Chris Gardner (of “The Pursuit of Happyness” fame) was so poor that he could not graduate from college. Bear Stearns, a leading global investment banking, securities and brokerage firm, was the only company that recognized his potential. The firm was looking for a person who was poor, smart and had a deep desire to become rich, and Gardner satisfied these unique requirements.
He was a huge success at Bear Stearns, and eventually became a millionaire. He donates large sums to charities that help the poor, as he suffered from poverty himself.
Allen Greenberg, who served as Bear Stearns chairman for 16 years, kept after his employees for the smallest things. He would tell them that they had misunderstood, that FedEx was not a subsidiary company of Bear Stearns. He would explain that it cost the firm as much as $50,000 for FedEx’s door-to-door delivery service last year, and that the postal system provides good service at a reasonable price.
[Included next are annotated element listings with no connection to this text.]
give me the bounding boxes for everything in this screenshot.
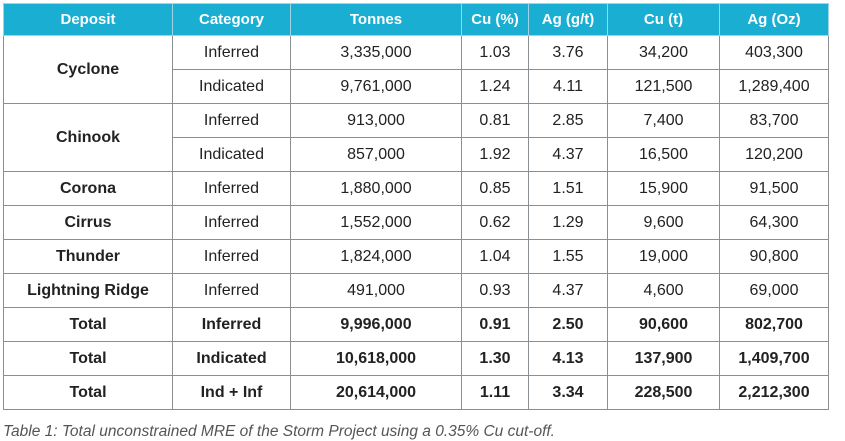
cu-pct-cell: 0.62 xyxy=(461,205,529,240)
deposit-cell: Total xyxy=(3,341,173,376)
ag-gt-cell: 4.37 xyxy=(528,273,608,308)
tonnes-cell: 3,335,000 xyxy=(290,35,462,70)
cu-pct-cell: 1.30 xyxy=(461,341,529,376)
total-row: Total Inferred 9,996,000 0.91 2.50 90,60… xyxy=(3,307,829,342)
tonnes-cell: 491,000 xyxy=(290,273,462,308)
category-cell: Inferred xyxy=(172,35,291,70)
ag-oz-cell: 1,409,700 xyxy=(719,341,829,376)
header-deposit: Deposit xyxy=(3,3,173,36)
header-category: Category xyxy=(172,3,291,36)
ag-oz-cell: 802,700 xyxy=(719,307,829,342)
ag-oz-cell: 403,300 xyxy=(719,35,829,70)
category-cell: Inferred xyxy=(172,239,291,274)
cu-t-cell: 4,600 xyxy=(607,273,720,308)
category-cell: Indicated xyxy=(172,341,291,376)
ag-gt-cell: 4.11 xyxy=(528,69,608,104)
table-caption: Table 1: Total unconstrained MRE of the … xyxy=(3,423,555,440)
cu-pct-cell: 1.24 xyxy=(461,69,529,104)
total-row: Total Indicated 10,618,000 1.30 4.13 137… xyxy=(3,341,829,376)
tonnes-cell: 20,614,000 xyxy=(290,375,462,410)
ag-oz-cell: 91,500 xyxy=(719,171,829,206)
deposit-cell: Lightning Ridge xyxy=(3,273,173,308)
cu-pct-cell: 1.11 xyxy=(461,375,529,410)
table-row: Corona Inferred 1,880,000 0.85 1.51 15,9… xyxy=(3,171,829,206)
table-row: Lightning Ridge Inferred 491,000 0.93 4.… xyxy=(3,273,829,308)
header-ag-oz: Ag (Oz) xyxy=(719,3,829,36)
cu-t-cell: 16,500 xyxy=(607,137,720,172)
cu-t-cell: 137,900 xyxy=(607,341,720,376)
table-row: Indicated 9,761,000 1.24 4.11 121,500 1,… xyxy=(4,69,829,104)
category-cell: Indicated xyxy=(172,137,291,172)
tonnes-cell: 1,552,000 xyxy=(290,205,462,240)
table-row: Cyclone Inferred 3,335,000 1.03 3.76 34,… xyxy=(3,35,829,104)
cu-t-cell: 121,500 xyxy=(607,69,720,104)
ag-gt-cell: 2.50 xyxy=(528,307,608,342)
ag-gt-cell: 4.37 xyxy=(528,137,608,172)
category-cell: Inferred xyxy=(172,273,291,308)
ag-oz-cell: 83,700 xyxy=(719,103,829,138)
ag-gt-cell: 1.29 xyxy=(528,205,608,240)
table-row: Indicated 857,000 1.92 4.37 16,500 120,2… xyxy=(4,137,829,172)
category-cell: Ind + Inf xyxy=(172,375,291,410)
cu-pct-cell: 0.85 xyxy=(461,171,529,206)
table-row: Chinook Inferred 913,000 0.81 2.85 7,400… xyxy=(3,103,829,172)
header-row: Deposit Category Tonnes Cu (%) Ag (g/t) … xyxy=(3,3,829,36)
ag-oz-cell: 69,000 xyxy=(719,273,829,308)
table-row: Cirrus Inferred 1,552,000 0.62 1.29 9,60… xyxy=(3,205,829,240)
category-cell: Inferred xyxy=(172,171,291,206)
cu-t-cell: 9,600 xyxy=(607,205,720,240)
header-ag-gt: Ag (g/t) xyxy=(528,3,608,36)
ag-oz-cell: 90,800 xyxy=(719,239,829,274)
cu-pct-cell: 0.81 xyxy=(461,103,529,138)
ag-gt-cell: 4.13 xyxy=(528,341,608,376)
ag-oz-cell: 120,200 xyxy=(719,137,829,172)
deposit-cell: Cirrus xyxy=(3,205,173,240)
cu-pct-cell: 0.91 xyxy=(461,307,529,342)
category-cell: Inferred xyxy=(172,307,291,342)
deposit-cell: Thunder xyxy=(3,239,173,274)
cu-t-cell: 34,200 xyxy=(607,35,720,70)
cu-t-cell: 19,000 xyxy=(607,239,720,274)
ag-oz-cell: 1,289,400 xyxy=(719,69,829,104)
cu-t-cell: 15,900 xyxy=(607,171,720,206)
total-row: Total Ind + Inf 20,614,000 1.11 3.34 228… xyxy=(3,375,829,410)
deposit-cell: Total xyxy=(3,375,173,410)
cu-pct-cell: 1.04 xyxy=(461,239,529,274)
ag-gt-cell: 1.51 xyxy=(528,171,608,206)
deposit-cell: Cyclone xyxy=(3,35,173,104)
ag-gt-cell: 3.34 xyxy=(528,375,608,410)
header-cu-pct: Cu (%) xyxy=(461,3,529,36)
tonnes-cell: 857,000 xyxy=(290,137,462,172)
cu-pct-cell: 1.03 xyxy=(461,35,529,70)
tonnes-cell: 9,761,000 xyxy=(290,69,462,104)
tonnes-cell: 1,880,000 xyxy=(290,171,462,206)
category-cell: Inferred xyxy=(172,103,291,138)
ag-oz-cell: 64,300 xyxy=(719,205,829,240)
tonnes-cell: 10,618,000 xyxy=(290,341,462,376)
category-cell: Indicated xyxy=(172,69,291,104)
deposit-cell: Corona xyxy=(3,171,173,206)
category-cell: Inferred xyxy=(172,205,291,240)
cu-t-cell: 7,400 xyxy=(607,103,720,138)
cu-t-cell: 228,500 xyxy=(607,375,720,410)
tonnes-cell: 1,824,000 xyxy=(290,239,462,274)
cu-pct-cell: 1.92 xyxy=(461,137,529,172)
ag-gt-cell: 2.85 xyxy=(528,103,608,138)
tonnes-cell: 9,996,000 xyxy=(290,307,462,342)
tonnes-cell: 913,000 xyxy=(290,103,462,138)
ag-gt-cell: 3.76 xyxy=(528,35,608,70)
ag-oz-cell: 2,212,300 xyxy=(719,375,829,410)
ag-gt-cell: 1.55 xyxy=(528,239,608,274)
header-cu-t: Cu (t) xyxy=(607,3,720,36)
deposit-cell: Chinook xyxy=(3,103,173,172)
cu-pct-cell: 0.93 xyxy=(461,273,529,308)
header-tonnes: Tonnes xyxy=(290,3,462,36)
table-row: Thunder Inferred 1,824,000 1.04 1.55 19,… xyxy=(3,239,829,274)
cu-t-cell: 90,600 xyxy=(607,307,720,342)
mre-table: Deposit Category Tonnes Cu (%) Ag (g/t) … xyxy=(3,3,829,410)
deposit-cell: Total xyxy=(3,307,173,342)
If you do not know how to put a stamp on an envelope, he would say, ask me.
Greenberg was known for his irreverent management style, and his regular memos to employees were turned into a book called “Memos from the Chairman.” Still, the firm paid much bigger performance-based bonuses than other companies. Greenberg also made sure his company’s stocks were in order before the dot-com bubble burst.
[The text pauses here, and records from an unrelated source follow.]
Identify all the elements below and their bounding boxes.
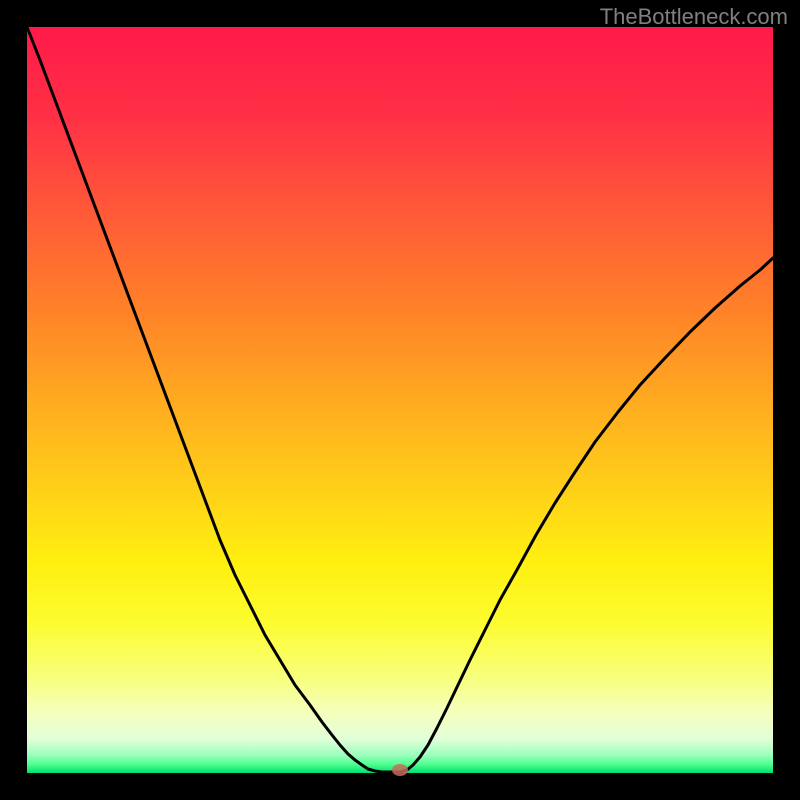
plot-background: [27, 27, 773, 773]
watermark-text: TheBottleneck.com: [600, 4, 788, 30]
bottleneck-chart: TheBottleneck.com: [0, 0, 800, 800]
chart-svg: [0, 0, 800, 800]
optimal-point-marker: [392, 764, 408, 776]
The company emerged as the most stable investment bank on Wall Street by bolstering a management style focusing on common sense and self-discipline. Bear Stearns won high praise from Warren Buffett himself. It was a legendary company that continued to be in the black from its founding in 1923 up until 2006.
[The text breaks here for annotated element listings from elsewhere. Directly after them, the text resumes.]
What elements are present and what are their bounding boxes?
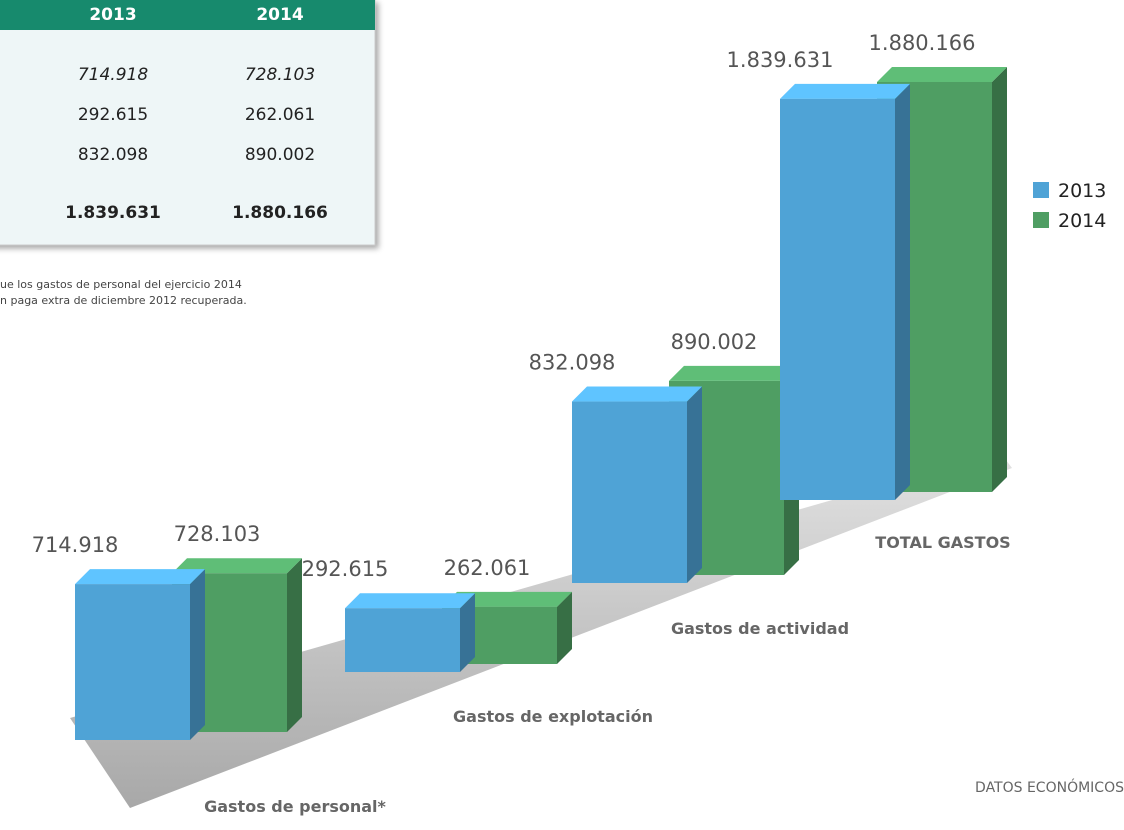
legend-swatch [1033,182,1049,198]
bar [572,401,687,583]
table-cell: 1.839.631 [65,203,161,223]
table-cell: 714.918 [78,65,148,85]
legend-label: 2013 [1058,180,1106,202]
table-header [0,0,375,30]
table-box [0,0,376,246]
table-cell: 890.002 [245,145,315,165]
note: ue los gastos de personal del ejercicio … [0,278,242,291]
category-label: Gastos de explotación [453,707,653,726]
bar-side [460,593,475,672]
value-label: 1.880.166 [869,31,976,55]
value-label: 728.103 [174,522,261,546]
legend-swatch [1033,212,1049,228]
bar [75,584,190,740]
footer: DATOS ECONÓMICOS [975,778,1124,796]
bar-top [75,569,205,585]
bar-side [190,569,205,740]
bar-top [669,365,799,381]
value-label: 890.002 [671,330,758,354]
category-label: Gastos de actividad [671,619,849,638]
value-label: 1.839.631 [727,48,834,72]
note: n paga extra de diciembre 2012 recuperad… [0,294,247,307]
header-cell: 2013 [89,5,136,25]
category-label: TOTAL GASTOS [875,533,1010,552]
value-label: 262.061 [444,556,531,580]
legend-label: 2014 [1058,210,1106,232]
bar [780,98,895,501]
bar-top [780,83,910,99]
table-cell: 832.098 [78,145,148,165]
table-cell: 292.615 [78,105,148,125]
table-cell: 262.061 [245,105,315,125]
bar-top [345,593,475,609]
bar-side [287,558,302,732]
table-cell: 1.880.166 [232,203,328,223]
bar-top [877,67,1007,82]
category-label: Gastos de personal* [204,797,386,816]
bar [345,608,460,672]
bar-side [992,67,1007,492]
table-cell: 728.103 [245,65,315,85]
bar-side [895,83,910,501]
value-label: 714.918 [32,533,119,557]
bar-top [572,386,702,402]
value-label: 832.098 [529,351,616,375]
bar-side [557,591,572,664]
bar-side [687,386,702,583]
value-label: 292.615 [302,557,389,581]
header-cell: 2014 [256,5,303,25]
However, Bear Stearns has come crashing down. Six years ago, Greenberg stepped down from his post after working for the company for 52 years. With the collapse of Bear Stearns, analysts are predicting the worst crisis since the Great Depression.
However, if we take a closer look, there is no need to be frightened. The major culprit behind the current predicament was Bear Stearn’s misunderstanding of the importance of common sense management after Chairman Greenberg left the company six years ago. The main source of the trouble was mainly its heavy investment in real estate credit. The legend of Bear Stearns evaporated with the subprime crisis.
Bear Stearns achieved its significant success by implementing common-sense management. Its failure has helped to open our eyes once again to the importance of this style of financial leadership.

The writer is an editorial writer of the JoongAng Ilbo.